L’allarme era scattato giovedì poco prima delle 10, quando la Polizia cantonale dei Grigioni aveva ricevuto la segnalazione della scomparsa del giovane sciatore italiano. Le ricerche sono proseguite per giorni, fino al ritrovamento senza vita. Ex paracadutista dell’esercito, alpinista esperto e – assicurano i familiari – adeguatamente equipaggiato, “non era uno sprovveduto”.

Sul Corriere della Sera, la madre punta il dito contro le autorità elvetiche: “La Svizzera ha la morte di mio figlio sulla coscienza”. Secondo il suo racconto, l’amico che era con lui avrebbe allertato subito i soccorsi dopo il peggioramento del meteo. Ma la famiglia sostiene di essere stata informata soltanto tre giorni più tardi. “Ci hanno chiamato dicendo che era partito tre giorni prima e non era rientrato”.

C’è di più. Il fratello ventunenne sarebbe riuscito a localizzarlo quasi subito tramite il dispositivo GPS: il segnale risultava fermo da giovedì alle 17.45. Le coordinate sarebbero state trasmesse immediatamente alle autorità. Dopo una telefonata, la risposta ricevuta – secondo il racconto dei parenti – sarebbe stata gelida: “Preparatevi a un funerale”.

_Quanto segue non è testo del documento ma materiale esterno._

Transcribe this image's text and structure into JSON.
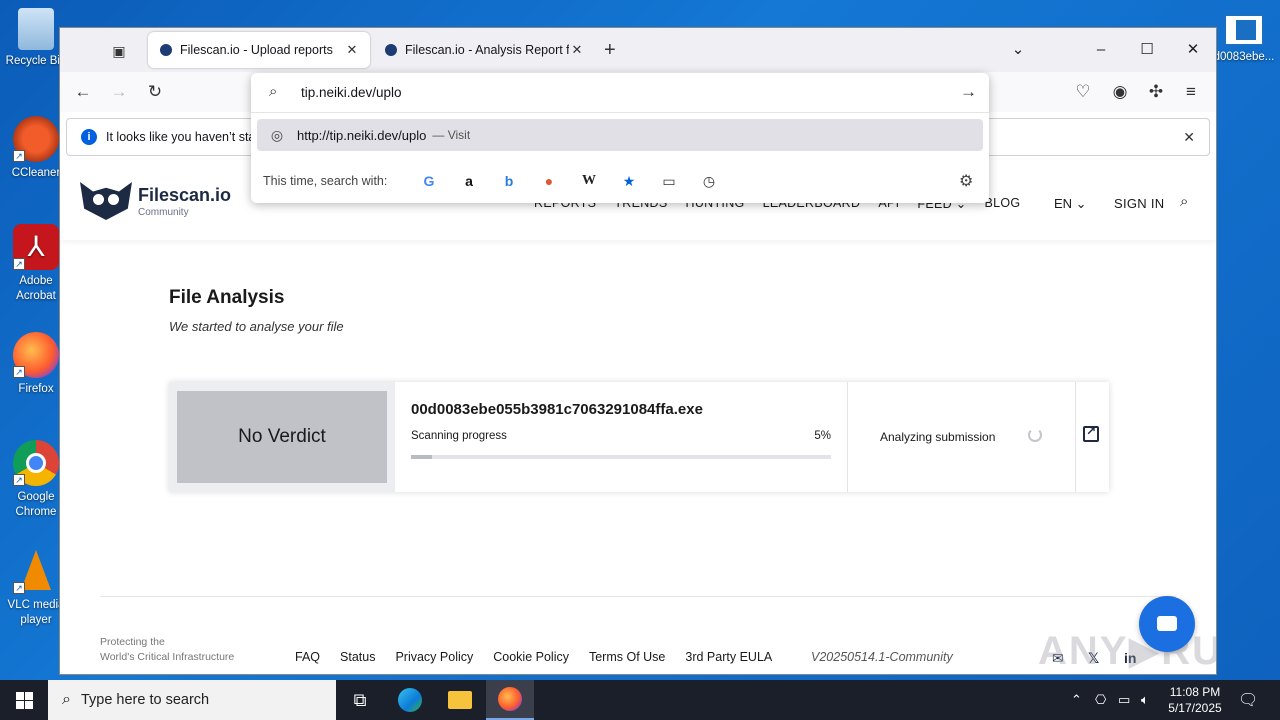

Immediata la partenza del fratello per la Svizzera. La madre aveva offerto una ricompensa di 50mila euro a chiunque, con droni o squadre di ricerca, fosse riuscito a raggiungere la posizione indicata dal GPS.

Il legale invita però alla cautela: “In caso di valanga la morte può sopraggiungere in pochi minuti. Temo che nemmeno un intervento immediato avrebbe potuto cambiare l’esito”. Parole che, però, non placano l’ira dei familiari, decisi e intenzionati ad avviare azioni legali per quelle che definiscono “lentezze fatali”.

Luciano Capasso lavorava in un hotel in Svizzera per mantenersi gli studi in giurisprudenza. Tra pochi giorni avrebbe dovuto discutere la tesi. “Il suo sogno – dice la madre – era aprire un suo studio legale per aiutare le persone a basso reddito. Era bello come il sole”.